SEW presents our new weekend column. We have reserved saturdays to invite people outside of 'the industry' to share their thoughts on our industry. For the next three weeks Sci Fi writer, Laszlo Xalieri (nom de plume), will share his thoughts on the future of search engines. Enjoy.
The world of search marketing is a strange beast. You have in mind designing a free search engine as racehorse that will take users where they want to go quickly and elegantly, but there are so many competing and downright conflicting goals that the design quickly turns chaotic.
Given the need for your search engine to be armored against deliberate abuse and have enormous capacity to index about a hundred destinations people will never visit for every one that they will, your sleek racehorse ends up looking like something between a rhino and a camel and a platypus. Meanwhile, the end users -- barely a consideration in the design equation because, I remind you, it's free for them to use -- end up lying somewhere on the spectrum between commodity and victim.
Because if search is a business -- one that makes money -- then your end goal is to attract consumers and sell access to them to marketers. There's no other model that can work, really. You might as well give away free lollipops instead of search results.
The only reason search results work better than lollipops is that you are selling to the marketers some knowledge about what the users are clicking on -- which, after a fashion, is selling them knowledge about the chinks in your rhino's armor. Because nothing works better for a marketer than to have their product show up as a search result when it's not quite (but maybe close enough to) whatever the searcher was seeking. However, nothing will repel a user more than repeatedly being served something other than what they were looking for.
This is all remedial crap for readers at this site. The only reason I bring it up is to bring back to mind all the design flaws that have to be incorporated into the beast in order for it to be any kind of a money-maker.
Google, still number one among both marketers and users last time I checked, is still a bit of a freak show, beast-wise. If you don't believe me, now is a good time to go check out the sideshow exhibition at http://www.autocompleteme.com.
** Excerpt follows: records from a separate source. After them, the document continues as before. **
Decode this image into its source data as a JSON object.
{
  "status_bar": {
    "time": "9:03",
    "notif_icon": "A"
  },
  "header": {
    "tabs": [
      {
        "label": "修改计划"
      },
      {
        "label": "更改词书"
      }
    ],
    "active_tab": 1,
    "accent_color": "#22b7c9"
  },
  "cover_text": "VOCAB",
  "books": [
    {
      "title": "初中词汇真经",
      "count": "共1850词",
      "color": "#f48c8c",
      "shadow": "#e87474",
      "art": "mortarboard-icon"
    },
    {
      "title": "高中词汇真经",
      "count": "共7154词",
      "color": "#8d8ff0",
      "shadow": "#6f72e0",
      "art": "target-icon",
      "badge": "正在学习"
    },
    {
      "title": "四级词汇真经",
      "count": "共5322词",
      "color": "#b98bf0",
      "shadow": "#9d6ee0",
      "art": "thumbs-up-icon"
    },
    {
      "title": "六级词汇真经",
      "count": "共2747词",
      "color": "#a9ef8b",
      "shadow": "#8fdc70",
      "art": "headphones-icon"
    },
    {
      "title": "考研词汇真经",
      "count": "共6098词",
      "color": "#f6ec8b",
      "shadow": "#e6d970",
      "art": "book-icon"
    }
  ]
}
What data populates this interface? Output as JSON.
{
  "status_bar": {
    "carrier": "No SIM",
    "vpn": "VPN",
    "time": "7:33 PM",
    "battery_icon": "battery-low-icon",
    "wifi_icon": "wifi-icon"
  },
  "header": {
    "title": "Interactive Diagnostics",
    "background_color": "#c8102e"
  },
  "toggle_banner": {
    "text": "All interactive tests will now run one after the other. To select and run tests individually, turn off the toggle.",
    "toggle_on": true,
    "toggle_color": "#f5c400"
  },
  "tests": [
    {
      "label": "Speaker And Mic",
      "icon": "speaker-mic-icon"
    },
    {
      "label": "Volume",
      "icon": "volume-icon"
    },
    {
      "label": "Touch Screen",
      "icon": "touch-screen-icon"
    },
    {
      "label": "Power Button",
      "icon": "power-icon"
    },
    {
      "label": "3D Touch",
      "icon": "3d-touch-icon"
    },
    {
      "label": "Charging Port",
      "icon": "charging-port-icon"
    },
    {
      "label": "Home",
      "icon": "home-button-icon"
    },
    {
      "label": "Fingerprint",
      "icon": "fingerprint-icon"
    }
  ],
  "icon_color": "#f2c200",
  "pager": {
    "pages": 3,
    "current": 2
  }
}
At some point you have to consider what it is that the users need. In fact, if search engines were completely charity organizations and never needed to make money, you could achieve the largest ever user base by simply figuring out what it is that people were looking for and giving it to them quickly and with no fuss. To maintain a large commercial base of users to sell down the river to your marketers, you still need to do this at least a little bit. That, or give them lollipops.
Google's autocomplete feature, useful as hell and yet still also worthy of all the hilarity it generates, shows the severely flawed yet somehow still functional strategy employed to try to satisfy the users.
Here is the first problem: the user. Somehow you must find out what the hell it is the user wants so you can give it to him/her/it. Yet, perhaps using YouTube comments as a basis, you know for a fact that users are inarticulate evil-minded bastards with less than even a nodding acquaintance with their own native language. Or they're toddlers, so, yeah, same thing.
Or, to put it a little more kindly, they could use a little help. Autocomplete helps by using the kind-hearted grade school teacher technique of turning a fill-in-the-blank question into a multiple-choice question.
There is one flaw in concept here and that's that the choices should be drawn from other search terms used historically, ranked by frequency. That's awesome if the seeker is actually looking for something that large numbers of other people have already looked for -- and immune to the distraction of items showing up in that list along the lines of "My favorite color is ham."
Or is that just a lollipop?
This is really only an amplification of Google's principal strategic flaw for indexing pages in the first place by textual content rather than semantic content, thereby making the word choice more important than the meaning. Google's indexing is driven by keywords and Markov chains (short chains of words, typically three to five words in length, indexed as a group or phrase rather than individually). If the wording of the search doesn't contain a keyword from the page and/or an identifiable hit on one or more Markov chains indexed on that page, that possible page result is overlooked.
Google could seriously improve service here by indexing a few online thesauri and using their Markov chain and keyword data to narrow down which of multiple possible meanings is intended, not just possible spellings, thereby returning more relevant results and wedging a foot in the door of the upcoming semantic web.
Additionally, web content managers could get an assist in keyword selection via semantic analysis of terms used to reach their pages versus, frankly, whether people could correctly spell the keywords they're already using. Nothing will help you if the pages being indexed contain spelling or usage or grammar errors, but, speaking as a writer first and a technologist second, I can get behind any Darwinian approach that strengthens the ability to communicate as a survival strategy.
Anyway, Markov chains are a brilliant analysis tool for determining a search hit and page relevance, but they're at least one step away from clinching the deal semantically. Google, et al., please keep moving. You're almost there.
There are a huge number of approaches that are right around the corner for continuing the process of finding out what it is the user wants and how to give it to them, and I intend to continue this analysis in the next two parts of this article.